La due diligence représente l'étape la plus technique. Elle mobilise des experts comptables, des avocats spécialisés en fusions acquisitions et des consultants sectoriels pour auditer l'ensemble des dimensions de l'entreprise cible. L'audit financier vérifie la fiabilité des comptes et des projections. L'audit juridique identifie les risques contentieux et réglementaires. L'audit opérationnel évalue la qualité du management et la pérennité du modèle économique. Le coût d'une due diligence complète représente entre 50 000 et 200 000 EUR selon la complexité de l'opération.

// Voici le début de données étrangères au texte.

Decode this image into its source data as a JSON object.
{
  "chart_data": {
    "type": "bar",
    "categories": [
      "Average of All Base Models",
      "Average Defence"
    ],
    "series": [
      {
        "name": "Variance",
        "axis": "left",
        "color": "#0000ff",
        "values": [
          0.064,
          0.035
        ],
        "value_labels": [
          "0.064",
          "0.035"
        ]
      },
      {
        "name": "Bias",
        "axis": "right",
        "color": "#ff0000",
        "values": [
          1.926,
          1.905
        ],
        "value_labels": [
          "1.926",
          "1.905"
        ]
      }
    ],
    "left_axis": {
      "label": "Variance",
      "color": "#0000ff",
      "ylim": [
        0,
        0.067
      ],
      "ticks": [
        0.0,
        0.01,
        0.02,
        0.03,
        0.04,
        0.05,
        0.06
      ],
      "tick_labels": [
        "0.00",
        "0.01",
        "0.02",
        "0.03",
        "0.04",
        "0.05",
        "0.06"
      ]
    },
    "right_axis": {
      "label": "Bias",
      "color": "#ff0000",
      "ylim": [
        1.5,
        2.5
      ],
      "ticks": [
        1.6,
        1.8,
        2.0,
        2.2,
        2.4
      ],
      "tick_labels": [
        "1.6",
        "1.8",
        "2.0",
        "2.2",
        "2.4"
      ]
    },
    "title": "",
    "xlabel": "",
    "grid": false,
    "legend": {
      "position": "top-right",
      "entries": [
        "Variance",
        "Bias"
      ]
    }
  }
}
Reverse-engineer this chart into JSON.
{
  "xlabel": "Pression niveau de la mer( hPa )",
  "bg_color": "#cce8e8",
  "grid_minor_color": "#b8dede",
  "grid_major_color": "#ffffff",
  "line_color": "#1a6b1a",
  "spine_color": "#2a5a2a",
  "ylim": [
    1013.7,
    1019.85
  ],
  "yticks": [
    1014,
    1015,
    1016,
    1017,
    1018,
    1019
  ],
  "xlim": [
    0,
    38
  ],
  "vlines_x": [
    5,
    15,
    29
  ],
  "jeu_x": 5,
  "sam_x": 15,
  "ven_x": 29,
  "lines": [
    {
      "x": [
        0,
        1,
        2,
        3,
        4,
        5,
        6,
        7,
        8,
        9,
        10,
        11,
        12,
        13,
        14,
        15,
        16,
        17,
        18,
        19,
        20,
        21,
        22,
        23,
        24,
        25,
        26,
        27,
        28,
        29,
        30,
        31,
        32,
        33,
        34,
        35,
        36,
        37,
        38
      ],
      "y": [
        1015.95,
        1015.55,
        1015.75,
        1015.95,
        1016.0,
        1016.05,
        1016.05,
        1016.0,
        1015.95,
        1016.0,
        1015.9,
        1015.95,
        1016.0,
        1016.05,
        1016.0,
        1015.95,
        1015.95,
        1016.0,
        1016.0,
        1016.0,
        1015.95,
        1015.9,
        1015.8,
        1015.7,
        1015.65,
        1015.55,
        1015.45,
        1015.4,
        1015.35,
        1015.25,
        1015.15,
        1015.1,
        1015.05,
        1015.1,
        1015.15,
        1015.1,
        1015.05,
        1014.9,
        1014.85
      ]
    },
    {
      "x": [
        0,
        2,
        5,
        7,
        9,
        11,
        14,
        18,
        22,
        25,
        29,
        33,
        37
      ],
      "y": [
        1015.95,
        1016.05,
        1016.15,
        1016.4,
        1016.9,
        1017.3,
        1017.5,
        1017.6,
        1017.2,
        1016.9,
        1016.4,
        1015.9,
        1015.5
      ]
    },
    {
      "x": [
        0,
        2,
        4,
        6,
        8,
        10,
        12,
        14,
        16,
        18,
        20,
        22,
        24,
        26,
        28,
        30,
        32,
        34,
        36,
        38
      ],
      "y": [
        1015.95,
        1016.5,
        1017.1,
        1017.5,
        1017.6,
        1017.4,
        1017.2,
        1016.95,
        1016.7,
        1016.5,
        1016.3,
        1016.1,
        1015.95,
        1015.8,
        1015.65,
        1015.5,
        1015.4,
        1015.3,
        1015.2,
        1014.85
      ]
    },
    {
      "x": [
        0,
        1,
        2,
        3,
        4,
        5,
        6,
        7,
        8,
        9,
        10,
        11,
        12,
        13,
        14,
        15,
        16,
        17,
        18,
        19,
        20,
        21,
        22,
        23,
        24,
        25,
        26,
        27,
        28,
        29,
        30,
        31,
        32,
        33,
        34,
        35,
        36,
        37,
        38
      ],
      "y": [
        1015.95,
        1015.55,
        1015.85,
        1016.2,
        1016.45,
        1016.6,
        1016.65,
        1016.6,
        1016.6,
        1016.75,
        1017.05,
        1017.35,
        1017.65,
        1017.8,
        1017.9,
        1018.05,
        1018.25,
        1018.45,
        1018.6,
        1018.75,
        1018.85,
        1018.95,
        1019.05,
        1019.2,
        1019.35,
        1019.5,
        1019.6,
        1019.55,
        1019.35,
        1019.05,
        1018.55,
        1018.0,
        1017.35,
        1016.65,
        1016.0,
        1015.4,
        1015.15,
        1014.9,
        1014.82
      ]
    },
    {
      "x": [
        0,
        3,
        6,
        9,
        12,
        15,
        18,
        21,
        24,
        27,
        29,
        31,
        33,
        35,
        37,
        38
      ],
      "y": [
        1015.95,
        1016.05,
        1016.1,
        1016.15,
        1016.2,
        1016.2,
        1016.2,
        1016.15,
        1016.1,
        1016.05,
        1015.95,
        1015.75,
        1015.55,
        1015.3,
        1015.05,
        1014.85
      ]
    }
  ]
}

La structuration juridique détermine le cadre de l'investissement. La création d'une société ad hoc (SAS dans 70 % des cas) rassemble les souscriptions des membres du club. Le pacte d'associés définit les règles de gouvernance, les droits de vote, les conditions de cession et les clauses de sortie. Cette architecture juridique doit respecter les seuils d'exemption de la directive AIFM pour éviter la requalification en Fonds d'Investissement Alternatif par l'AMF. Les conditions d'exemption principales sont : offre limitée à moins de 150 personnes non qualifiées sur 12 mois, ticket d'entrée minimum de 100 000 EUR, ou montant total inférieur à 8 millions EUR (source : AMF, 2025).
La période de détention s'étend généralement de 3 à 7 ans pour un club deal classique, pouvant atteindre 10 à 15 ans pour certaines opérations. Durant cette phase, les investisseurs reçoivent un reporting régulier (trimestriel ou semestriel) et participent aux décisions stratégiques via les organes de gouvernance prévus au pacte. Le gestionnaire met en œuvre le plan de création de valeur : optimisation opérationnelle, croissance externe, internationalisation ou repositionnement stratégique.
La sortie représente le moment de cristallisation de la performance. Plusieurs scénarios existent : cession à un acheteur industriel (sortie trade sale), revente à un fonds de private equity secondaire, introduction en bourse (IPO) ou rachat par le management (MBO). En 2024, les sorties du capital investissement français ont atteint 12,8 milliards EUR, en hausse de 42 % par rapport à 2023 (France Invest, 2025). La qualité de la sortie dépend largement de la conjoncture économique et de la préparation réalisée durant la phase de détention.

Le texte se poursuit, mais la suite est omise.